I've put ridiculous amounts of money and work into this truck.
1986 D-21 Hard Body pick up with Z-24 engine.
Latest is new timing chain and gears. Also replaced the oil pump shaft/gear and crank gear that drives it.
Truck runs good. Once it warms up the idle floats from fast to slow to fast to slow. Will not run steady.
Anyone that can tell me what to do to stop this issue would be appreciated to no end!
Truck has had this problem since I first got it.

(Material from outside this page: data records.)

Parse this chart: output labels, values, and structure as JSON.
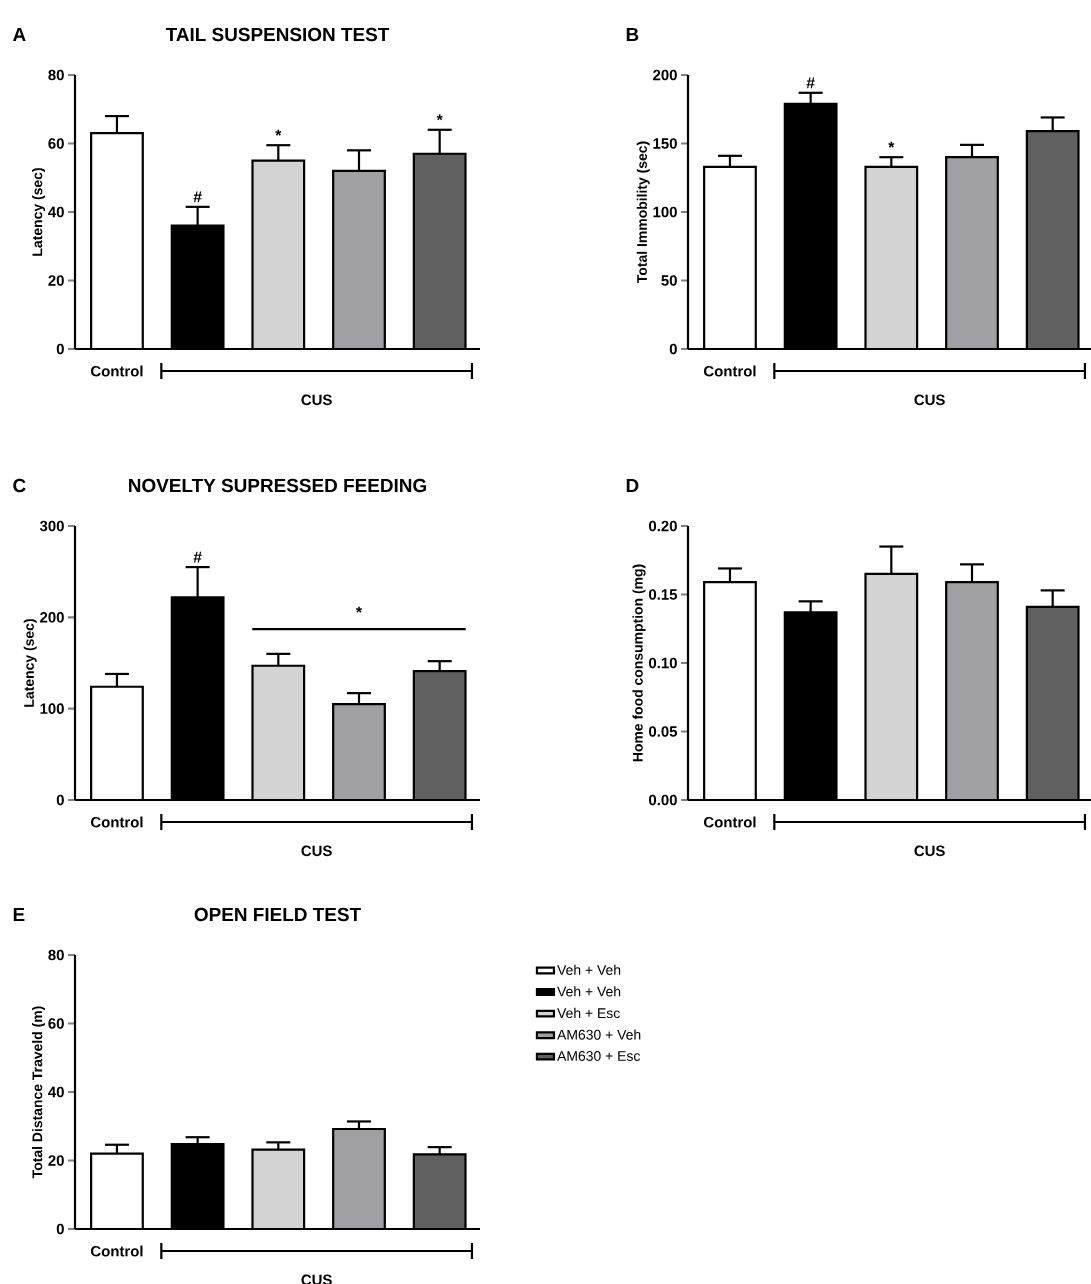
{
  "chart_data": [
    {
      "type": "bar",
      "title": "TAIL SUSPENSION TEST",
      "ylabel": "Latency (sec)",
      "categories": [
        "Control",
        null,
        null,
        null,
        null
      ],
      "values": [
        63,
        36,
        55,
        52,
        57
      ],
      "colors": [
        "#ffffff",
        "#000000",
        "#d3d3d3",
        "#a0a0a4",
        "#606060"
      ],
      "errors": [
        [
          63,
          68
        ],
        [
          36,
          41.5
        ],
        [
          55,
          59.5
        ],
        [
          52,
          58
        ],
        [
          57,
          64
        ]
      ],
      "value_labels": [
        null,
        "#",
        "*",
        null,
        "*"
      ],
      "ylim": [
        0,
        80
      ],
      "yticks": [
        0,
        20,
        40,
        60,
        80
      ],
      "annotations": [
        "A",
        "CUS"
      ]
    },
    {
      "type": "bar",
      "ylabel": "Total Immobility (sec)",
      "categories": [
        "Control",
        null,
        null,
        null,
        null
      ],
      "values": [
        133,
        179,
        133,
        140,
        159
      ],
      "colors": [
        "#ffffff",
        "#000000",
        "#d3d3d3",
        "#a0a0a4",
        "#606060"
      ],
      "errors": [
        [
          133,
          141
        ],
        [
          179,
          187
        ],
        [
          133,
          140
        ],
        [
          140,
          149
        ],
        [
          159,
          169
        ]
      ],
      "value_labels": [
        null,
        "#",
        "*",
        null,
        null
      ],
      "ylim": [
        0,
        200
      ],
      "yticks": [
        0,
        50,
        100,
        150,
        200
      ],
      "annotations": [
        "B",
        "CUS"
      ]
    },
    {
      "type": "bar",
      "title": "NOVELTY SUPRESSED FEEDING",
      "ylabel": "Latency (sec)",
      "categories": [
        "Control",
        null,
        null,
        null,
        null
      ],
      "values": [
        124,
        222,
        147,
        105,
        141
      ],
      "colors": [
        "#ffffff",
        "#000000",
        "#d3d3d3",
        "#a0a0a4",
        "#606060"
      ],
      "errors": [
        [
          124,
          138
        ],
        [
          222,
          255
        ],
        [
          147,
          160
        ],
        [
          105,
          117
        ],
        [
          141,
          152
        ]
      ],
      "value_labels": [
        null,
        "#",
        null,
        null,
        null
      ],
      "ylim": [
        0,
        300
      ],
      "yticks": [
        0,
        100,
        200,
        300
      ],
      "annotations": [
        "C",
        "CUS"
      ],
      "ref_lines": [
        {
          "axis": "y",
          "value": 187,
          "label": "*"
        }
      ]
    },
    {
      "type": "bar",
      "ylabel": "Home food consumption (mg)",
      "categories": [
        "Control",
        null,
        null,
        null,
        null
      ],
      "values": [
        0.159,
        0.137,
        0.165,
        0.159,
        0.141
      ],
      "colors": [
        "#ffffff",
        "#000000",
        "#d3d3d3",
        "#a0a0a4",
        "#606060"
      ],
      "errors": [
        [
          0.159,
          0.169
        ],
        [
          0.137,
          0.145
        ],
        [
          0.165,
          0.185
        ],
        [
          0.159,
          0.172
        ],
        [
          0.141,
          0.153
        ]
      ],
      "ylim": [
        0,
        0.2
      ],
      "yticks": [
        {
          "value": 0,
          "label": "0.00"
        },
        {
          "value": 0.05,
          "label": "0.05"
        },
        {
          "value": 0.1,
          "label": "0.10"
        },
        {
          "value": 0.15,
          "label": "0.15"
        },
        {
          "value": 0.2,
          "label": "0.20"
        }
      ],
      "annotations": [
        "D",
        "CUS"
      ]
    },
    {
      "type": "bar",
      "title": "OPEN FIELD TEST",
      "ylabel": "Total Distance Traveld (m)",
      "categories": [
        "Control",
        null,
        null,
        null,
        null
      ],
      "legend": "right",
      "ylim": [
        0,
        80
      ],
      "yticks": [
        0,
        20,
        40,
        60,
        80
      ],
      "annotations": [
        "E",
        "CUS"
      ],
      "series": [
        {
          "name": "Veh + Veh",
          "color": "#ffffff",
          "values": [
            22,
            null,
            null,
            null,
            null
          ],
          "errors": [
            [
              22,
              24.6
            ],
            null,
            null,
            null,
            null
          ]
        },
        {
          "name": "Veh + Veh",
          "color": "#000000",
          "values": [
            null,
            24.8,
            null,
            null,
            null
          ],
          "errors": [
            null,
            [
              24.8,
              26.8
            ],
            null,
            null,
            null
          ]
        },
        {
          "name": "Veh + Esc",
          "color": "#d3d3d3",
          "values": [
            null,
            null,
            23.2,
            null,
            null
          ],
          "errors": [
            null,
            null,
            [
              23.2,
              25.3
            ],
            null,
            null
          ]
        },
        {
          "name": "AM630 + Veh",
          "color": "#a0a0a4",
          "values": [
            null,
            null,
            null,
            29.2,
            null
          ],
          "errors": [
            null,
            null,
            null,
            [
              29.2,
              31.4
            ],
            null
          ]
        },
        {
          "name": "AM630 + Esc",
          "color": "#606060",
          "values": [
            null,
            null,
            null,
            null,
            21.8
          ],
          "errors": [
            null,
            null,
            null,
            null,
            [
              21.8,
              23.9
            ]
          ]
        }
      ]
    }
  ]
}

Any ideas? Truck is for sale. I'm in south west Missouri.
I've put $2700 into this rig. Love the truck but this idle issue is giving me fits.
Anyone with help can call me at 417-809-8933.
Thanks! Michael


----------



## SPEEDO (Jun 9, 2003)

sounds like it "hunting" could be a air flow sensor, have you tried to pull any codes??


----------



## PittBull (Jun 5, 2013)

Looking through many pages I found my original post, page 16. Many replies, seems most likely to be a vacuum leak.
Vac hoses are a mess on this thing.
I guess next time I motivate to work on it I'll start with those!
Have not pulled codes in a year.
It's that blinker under the seat.....


----------



## jp2code (Jun 2, 2011)

If it isn't that bad wire:

FIX: erratic idle, low speed driveability, possibly more - Infamous Nissan - Hardbody / Frontier Forums

then try the Fast Idle (wax) switch:

Replacing the Wax-Type Fast Idle Solenoid (Z24i engine) - Infamous Nissan - Hardbody / Frontier Forums

This post has comments on the Fast Idle post above:

Rough Idling/Sputtering While Cold - Infamous Nissan - Hardbody / Frontier Forums

How to check codes:

[VIDEO] Checking Error Codes - Infamous Nissan - Hardbody / Frontier Forums


----------



## SPEEDO (Jun 9, 2003)

then try the Fast Idle (wax) switch:

Replacing the Wax-Type Fast Idle Solenoid (Z24i engine) - Infamous Nissan - Hardbody / Frontier Forums

that is for a fast idle, not erratic


----------